Глядя на него, Габи думала: этому симпатичному, умному, образованному пруссаку точно не может нравиться Гитлер.

Она знала, что в среде военных и в абвере довольно много тайных противников режима, даже существует нечто вроде заговора. Но заговорщики эти казались ей слишком хладнокровными и осторожными. Максимум, на что они были способны, – бросать саркастические реплики в узком кругу и выдумывать все новые причины, почему нельзя скинуть Гитлера.

Однажды на пикнике в Тиргартене Макс возник рядом в нужный момент, помог Габи ускользнуть от пьяного, слишком назойливого ухажера. Он сделал это умно, тактично, не допустив открытого конфликта. Отвез ее домой на своей машине, на следующее утро позвонил, спросил, хорошо ли она спала. Не слишком ли огорчил ее вчерашний инцидент?

Через пару дней они играли в гольф, как всегда, была ничья. Он пригласил ее пообедать в ресторане гольф-клуба. С тех пор они стали обедать вместе после каждой игры. Габи по своему обыкновению кокетничала с ним, потихоньку цедила из него информацию, касавшуюся Министерства обороны и МИДа. Однажды за десертом, без всяких предисловий, он попросил ее руки. Она удивилась, но не слишком. Для офицера-пруссака из добропорядочной протестантской семьи это было вполне типично. Воспитание не позволяло волочиться за женщиной, не обозначив свои честные намерения. Сначала проси руки, потом волочись, иначе можешь угодить под суд офицерской чести.
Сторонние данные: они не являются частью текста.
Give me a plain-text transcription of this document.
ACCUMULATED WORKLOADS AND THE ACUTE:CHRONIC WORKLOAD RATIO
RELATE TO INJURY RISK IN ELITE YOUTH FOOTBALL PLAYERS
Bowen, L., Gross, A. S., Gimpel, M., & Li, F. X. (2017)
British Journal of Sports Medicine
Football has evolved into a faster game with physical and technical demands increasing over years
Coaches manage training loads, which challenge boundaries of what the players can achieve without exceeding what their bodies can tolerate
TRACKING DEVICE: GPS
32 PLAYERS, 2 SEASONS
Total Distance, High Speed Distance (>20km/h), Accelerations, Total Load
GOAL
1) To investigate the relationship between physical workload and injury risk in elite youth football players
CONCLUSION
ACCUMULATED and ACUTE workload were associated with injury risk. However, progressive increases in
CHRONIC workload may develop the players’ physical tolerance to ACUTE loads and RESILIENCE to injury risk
Габи решила не торопиться с отказом, не хотелось терять такого интересного собеседника. Туманно объяснила, что ведет слишком бурную жизнь, обожает свою работу, в ближайшее время замуж не собирается, но если все-таки надумает, то лучшего кандидата в мужья просто невозможно представить. Он вежливо кивнул: «Хорошо, я подожду». Вскоре его назначили на должность военного атташе в Москве, он попрощался и уехал.

С тех пор прошел год, она почти забыла Макса фон Хорвака. И вот он, милый, похудевший, слегка полысевший, стоял перед ней и смотрел так, словно собирался опять попросить ее руки.
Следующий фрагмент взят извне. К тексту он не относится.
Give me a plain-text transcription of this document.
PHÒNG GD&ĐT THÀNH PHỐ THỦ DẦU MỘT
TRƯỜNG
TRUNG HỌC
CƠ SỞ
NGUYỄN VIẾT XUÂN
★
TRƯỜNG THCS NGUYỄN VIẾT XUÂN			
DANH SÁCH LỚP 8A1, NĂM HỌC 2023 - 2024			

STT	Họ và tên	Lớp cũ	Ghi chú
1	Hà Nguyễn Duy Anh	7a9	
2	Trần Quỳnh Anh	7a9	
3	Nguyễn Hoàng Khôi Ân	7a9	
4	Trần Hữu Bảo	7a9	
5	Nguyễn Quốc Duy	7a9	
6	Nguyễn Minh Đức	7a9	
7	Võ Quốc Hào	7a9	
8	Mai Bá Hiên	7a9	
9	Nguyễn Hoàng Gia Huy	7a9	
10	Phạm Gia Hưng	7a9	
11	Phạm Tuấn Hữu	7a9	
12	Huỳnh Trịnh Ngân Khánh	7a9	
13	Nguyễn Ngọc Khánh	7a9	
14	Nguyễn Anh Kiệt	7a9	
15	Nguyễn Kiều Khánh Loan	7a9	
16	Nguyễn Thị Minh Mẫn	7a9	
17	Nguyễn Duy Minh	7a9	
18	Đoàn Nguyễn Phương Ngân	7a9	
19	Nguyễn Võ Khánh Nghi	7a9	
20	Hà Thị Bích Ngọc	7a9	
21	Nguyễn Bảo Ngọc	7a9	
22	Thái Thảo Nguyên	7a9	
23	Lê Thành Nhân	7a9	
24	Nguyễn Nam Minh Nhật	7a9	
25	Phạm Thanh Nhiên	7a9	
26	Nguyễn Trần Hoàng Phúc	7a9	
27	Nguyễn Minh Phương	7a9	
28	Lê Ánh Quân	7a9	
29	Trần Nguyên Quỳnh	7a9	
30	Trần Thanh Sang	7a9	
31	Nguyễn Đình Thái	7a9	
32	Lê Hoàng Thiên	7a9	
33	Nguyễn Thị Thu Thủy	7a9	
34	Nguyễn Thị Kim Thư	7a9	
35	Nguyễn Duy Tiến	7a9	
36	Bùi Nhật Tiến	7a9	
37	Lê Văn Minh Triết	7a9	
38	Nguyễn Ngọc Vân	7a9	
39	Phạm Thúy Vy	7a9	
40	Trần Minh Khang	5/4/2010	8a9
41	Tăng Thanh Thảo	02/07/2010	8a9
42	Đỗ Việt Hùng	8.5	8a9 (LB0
– Габриэль, это правда, что ты выходишь за фон Блеффа?

– Ну а что же мне остается? – Габи вздохнула, скорчила печальную рожицу. – Ты уехал в Россию, совсем забыл обо мне.

– Ты забыла, я нет.

– Почему же не писал?

– Зачем? Ты бы все равно не ответила… Стало быть, Франс фон Блефф? Я не верил, думал, глупая шутка.

– Макс, ну ты же знаешь меня, вся моя жизнь – глупая шутка.

– Когда свадьба?

– Скоро. В конце марта. Точной даты пока нет, матушка баронесса добивается личного присутствия фюрера, так что дата зависит от него.

– Да, великая честь, – тонкие губы Макса дернулись в усмешке. – Ну, пока ты еще не удостоилась, пока не стала с благословения самого фюрера баронессой фон Блефф, может, уделишь мне, простому смертному, пару часов? Я завтра утром улетаю в Москву.

– Конечно, Макс, я полностью в твоем распоряжении.

– Давай сбежим отсюда, погуляем, – он взял ее под руку. – Знаешь, весь этот год мне снилось, как мы с тобой гуляем по Парижу.

– Почему именно по Парижу?

– Люблю этот город, чувствую себя тут свободнее, чем в любом другом месте.

Они стали пробираться к выходу. Приходилось то и дело останавливаться, с кем-то здороваться, улыбаться, кивать, пожимать руки. В гардеробе к ним подлетела Стефани.

– Габи, наконец я тебя нашла! Представляешь, оказывается, Пикассо коммунист! Ужас! Такой талантливый художник! Нет, я все понимаю, дегенеративная живопись… но некоторые его работы… просто с ума сойти, очень сильное впечатление! В испанском павильоне будет выставлено большое панно Пикассо, называется «Герника», я спросила фрау Будбер из оргкомитета, нельзя ли посмотреть репродукцию в каком-нибудь каталоге, а она говорит: зачем вам, фрейлейн, эта большевистско-еврейская мазня?

Стефани тараторила, таращила глаза, дышала в лицо Габи лакричной пастилкой, одной рукой поправляла очки, другой крепко держала Габи за локоть и не обращала внимания на Макса.

– Что ты так всполошилась? – спросила Габи, дождавшись паузы.

– А вдруг она донесет в гестапо? – прошептала Стефани и зажмурилась от страха.

– О чем?

– Ну, что я интересуюсь Пикассо. Я ведь правда не знала, что он коммунист. Тетя предупредила, чтобы я была очень осторожна, у дяди Иоахима столько врагов, могут воспользоваться любой оплошностью кого-то из членов семьи, чтобы нагадить ему.